オセアーヌ、バティスト、リュシー、ジェローム。育ってきた背景、農業に対する見方はそれぞれ異なりますが、農業セクターが抱える大きな課題である、事務負担や行政手続きの煩雑さについては、共通の認識を持っています。これを変えたいという彼らの声は、現代の農家が口を揃えて訴える問題を如実に映し出しているといえます。それは、もはや農業経営の確立と維持において直面する課題を強調しているだけでなく、この負担を軽減するための制度的な改革の必要性を浮き彫りにしています。改革がなければ、農家は農業とイノベーションという本質的な側面に集中できないためです。また、農家は孤立という問題にも直面しています。それは感情面、精神面の負担をもたらします。

 

新世代の農家

 

今回話を聞いた4人の若き農業者は、出身地は違いますが、「農業はかわるべき」との考えを提唱していました。彼らが強調するのは、教育と学習機会の拡充、消費者とのつながりの促進、煩雑な行政手続きの大幅削減、レジリエントな農法の強化の必要性です。

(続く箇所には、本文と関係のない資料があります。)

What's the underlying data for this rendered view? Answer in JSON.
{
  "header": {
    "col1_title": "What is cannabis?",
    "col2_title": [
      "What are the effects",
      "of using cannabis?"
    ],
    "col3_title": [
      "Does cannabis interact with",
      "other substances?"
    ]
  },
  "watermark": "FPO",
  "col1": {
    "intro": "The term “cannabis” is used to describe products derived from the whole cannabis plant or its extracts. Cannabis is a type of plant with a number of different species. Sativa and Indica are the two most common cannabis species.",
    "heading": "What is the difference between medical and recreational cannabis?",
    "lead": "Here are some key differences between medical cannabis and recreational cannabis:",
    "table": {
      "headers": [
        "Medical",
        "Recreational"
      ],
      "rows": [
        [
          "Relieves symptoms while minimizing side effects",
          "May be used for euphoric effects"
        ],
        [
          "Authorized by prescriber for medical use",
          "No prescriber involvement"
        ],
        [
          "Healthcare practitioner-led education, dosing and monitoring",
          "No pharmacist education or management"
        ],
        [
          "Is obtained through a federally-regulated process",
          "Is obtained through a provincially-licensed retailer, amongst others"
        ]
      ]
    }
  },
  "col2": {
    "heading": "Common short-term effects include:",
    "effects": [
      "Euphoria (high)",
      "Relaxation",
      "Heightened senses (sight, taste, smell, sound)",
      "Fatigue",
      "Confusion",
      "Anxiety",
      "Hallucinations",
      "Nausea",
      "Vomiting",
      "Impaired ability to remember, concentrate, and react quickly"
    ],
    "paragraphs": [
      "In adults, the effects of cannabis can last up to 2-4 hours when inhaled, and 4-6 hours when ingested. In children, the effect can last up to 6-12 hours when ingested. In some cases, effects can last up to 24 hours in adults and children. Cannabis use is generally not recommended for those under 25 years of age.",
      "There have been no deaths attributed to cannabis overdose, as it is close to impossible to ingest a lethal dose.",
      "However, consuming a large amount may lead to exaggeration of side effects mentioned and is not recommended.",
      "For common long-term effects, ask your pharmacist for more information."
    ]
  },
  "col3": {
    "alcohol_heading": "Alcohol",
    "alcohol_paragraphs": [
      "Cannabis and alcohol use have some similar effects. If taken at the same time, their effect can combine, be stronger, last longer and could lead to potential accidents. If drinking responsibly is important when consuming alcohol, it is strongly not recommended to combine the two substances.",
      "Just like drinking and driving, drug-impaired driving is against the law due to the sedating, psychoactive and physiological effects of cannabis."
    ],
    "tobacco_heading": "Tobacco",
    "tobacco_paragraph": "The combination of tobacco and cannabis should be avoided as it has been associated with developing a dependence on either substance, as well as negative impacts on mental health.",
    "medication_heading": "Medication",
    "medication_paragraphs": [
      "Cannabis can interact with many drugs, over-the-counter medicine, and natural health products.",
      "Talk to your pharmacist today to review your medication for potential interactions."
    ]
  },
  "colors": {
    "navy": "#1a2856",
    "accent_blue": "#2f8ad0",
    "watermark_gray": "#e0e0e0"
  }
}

近々開催される、第60回パリ国際農業見本市は「革新と探求」をテーマにしています。こうした若い農業者は希望と回復力の未来を照らす光といえます。彼らの経験や考え方は、今後フランスの農業が進む道について洞察に満ちた視点を示唆しています。情熱と実用性を重んじ、伝統と新しさをうまく融合してきたフランスの農業は岐路に立っています。農業生産性の向上、食料安全保障の観点からも、彼らのような若い農業者への投資は不可欠です。

最後に冒頭のジェロームが言った言葉を記します。「私たちは人生で何回か、医者や弁護士、建築士のお世話になります。しかし、農家には毎日3回頼っているのです。だからこそ、農家の献身はかけがえがないのです。」